Juan Gabriel Vasquez (41) has become the first South American writer to win the prestigious international award for his novel, 'The Sound of Things Falling'.
He beat off competition from 152 other entries nominated by 150 libraries from 39 countries.
The €100,000 prize – organised by Dublin City Council – is the world's largest prize for a single novel published in English and sponsored since its inception by IMPAC, the productivity consultants. However, the awards are without a sponsor for next year.
Mr Vasquez was presented with a cheque for €75,000, with translator Anne McLean winning €25,000.
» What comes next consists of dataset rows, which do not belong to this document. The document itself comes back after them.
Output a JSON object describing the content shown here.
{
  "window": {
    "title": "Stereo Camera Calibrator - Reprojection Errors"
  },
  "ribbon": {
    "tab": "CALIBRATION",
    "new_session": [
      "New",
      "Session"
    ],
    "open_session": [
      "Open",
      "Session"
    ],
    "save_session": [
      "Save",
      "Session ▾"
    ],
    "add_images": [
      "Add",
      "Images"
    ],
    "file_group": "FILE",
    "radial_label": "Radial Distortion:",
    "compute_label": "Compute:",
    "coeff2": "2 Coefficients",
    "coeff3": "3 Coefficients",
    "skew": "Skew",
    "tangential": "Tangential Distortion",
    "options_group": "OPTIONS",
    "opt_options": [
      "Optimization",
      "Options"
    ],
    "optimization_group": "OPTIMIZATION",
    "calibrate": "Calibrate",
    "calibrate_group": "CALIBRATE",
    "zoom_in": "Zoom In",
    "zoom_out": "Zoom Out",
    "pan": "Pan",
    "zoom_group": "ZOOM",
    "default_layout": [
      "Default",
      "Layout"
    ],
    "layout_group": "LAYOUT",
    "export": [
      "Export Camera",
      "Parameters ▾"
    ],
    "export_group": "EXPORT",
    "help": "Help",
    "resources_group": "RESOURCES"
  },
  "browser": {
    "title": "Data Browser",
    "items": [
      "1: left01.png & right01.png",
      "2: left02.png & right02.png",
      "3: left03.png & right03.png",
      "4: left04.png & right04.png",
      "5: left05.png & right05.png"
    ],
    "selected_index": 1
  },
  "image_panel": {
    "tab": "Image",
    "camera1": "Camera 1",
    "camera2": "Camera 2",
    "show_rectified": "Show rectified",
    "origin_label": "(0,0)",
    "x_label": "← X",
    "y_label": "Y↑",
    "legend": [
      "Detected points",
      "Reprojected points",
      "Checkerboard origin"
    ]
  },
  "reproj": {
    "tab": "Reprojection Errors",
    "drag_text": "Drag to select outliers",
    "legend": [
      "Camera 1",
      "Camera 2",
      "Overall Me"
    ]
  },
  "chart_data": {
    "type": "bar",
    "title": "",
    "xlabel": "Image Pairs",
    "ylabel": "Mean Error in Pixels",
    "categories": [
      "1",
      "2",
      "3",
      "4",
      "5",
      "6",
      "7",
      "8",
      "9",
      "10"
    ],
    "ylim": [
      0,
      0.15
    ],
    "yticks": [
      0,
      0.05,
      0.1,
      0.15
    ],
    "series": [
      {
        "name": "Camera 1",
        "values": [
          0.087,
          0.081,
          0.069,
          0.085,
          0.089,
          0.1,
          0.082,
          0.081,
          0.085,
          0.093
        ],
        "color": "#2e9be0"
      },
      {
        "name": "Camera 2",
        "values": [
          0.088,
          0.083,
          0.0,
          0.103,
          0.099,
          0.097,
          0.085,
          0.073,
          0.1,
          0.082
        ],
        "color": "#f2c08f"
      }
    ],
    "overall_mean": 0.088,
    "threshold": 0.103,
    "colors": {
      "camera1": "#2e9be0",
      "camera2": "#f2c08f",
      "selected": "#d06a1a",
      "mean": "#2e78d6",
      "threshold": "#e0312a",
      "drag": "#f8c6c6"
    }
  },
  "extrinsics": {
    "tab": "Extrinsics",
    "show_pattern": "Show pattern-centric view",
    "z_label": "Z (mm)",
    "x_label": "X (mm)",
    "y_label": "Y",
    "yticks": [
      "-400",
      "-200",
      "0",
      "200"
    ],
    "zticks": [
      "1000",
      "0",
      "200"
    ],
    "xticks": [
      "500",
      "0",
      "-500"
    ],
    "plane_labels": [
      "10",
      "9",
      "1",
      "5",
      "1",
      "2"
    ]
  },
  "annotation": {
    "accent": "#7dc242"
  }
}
At the awards ceremony in the Mansion House in Dublin, the writer thanked his translator, joking that he "could not live" in his country without two words imported from Greek: "politician" and "idiots".
Mr Vasquez was 19 when he first read 'Ulysses' and has read it many times since. He revealed that he, as a Colombian man writing about Bogota from his then home in Spain, had been inspired to write by Joyce – a Dublin man who penned perfect descriptions of his native city from Paris.
"I learned many tips and techniques from him," he revealed.
On his first visit to Dublin in 2009, he said he had experienced a "shock of recognition" and could accurately find his way around parts of the city thanks to Leopold Bloom's roamings in 'Ulysses'.
The book was nominated for the IMPAC awards by Mexico City. Nominations are submitted by library systems throughout the world. All 152 novels nominated are available to borrow from Dublin public libraries.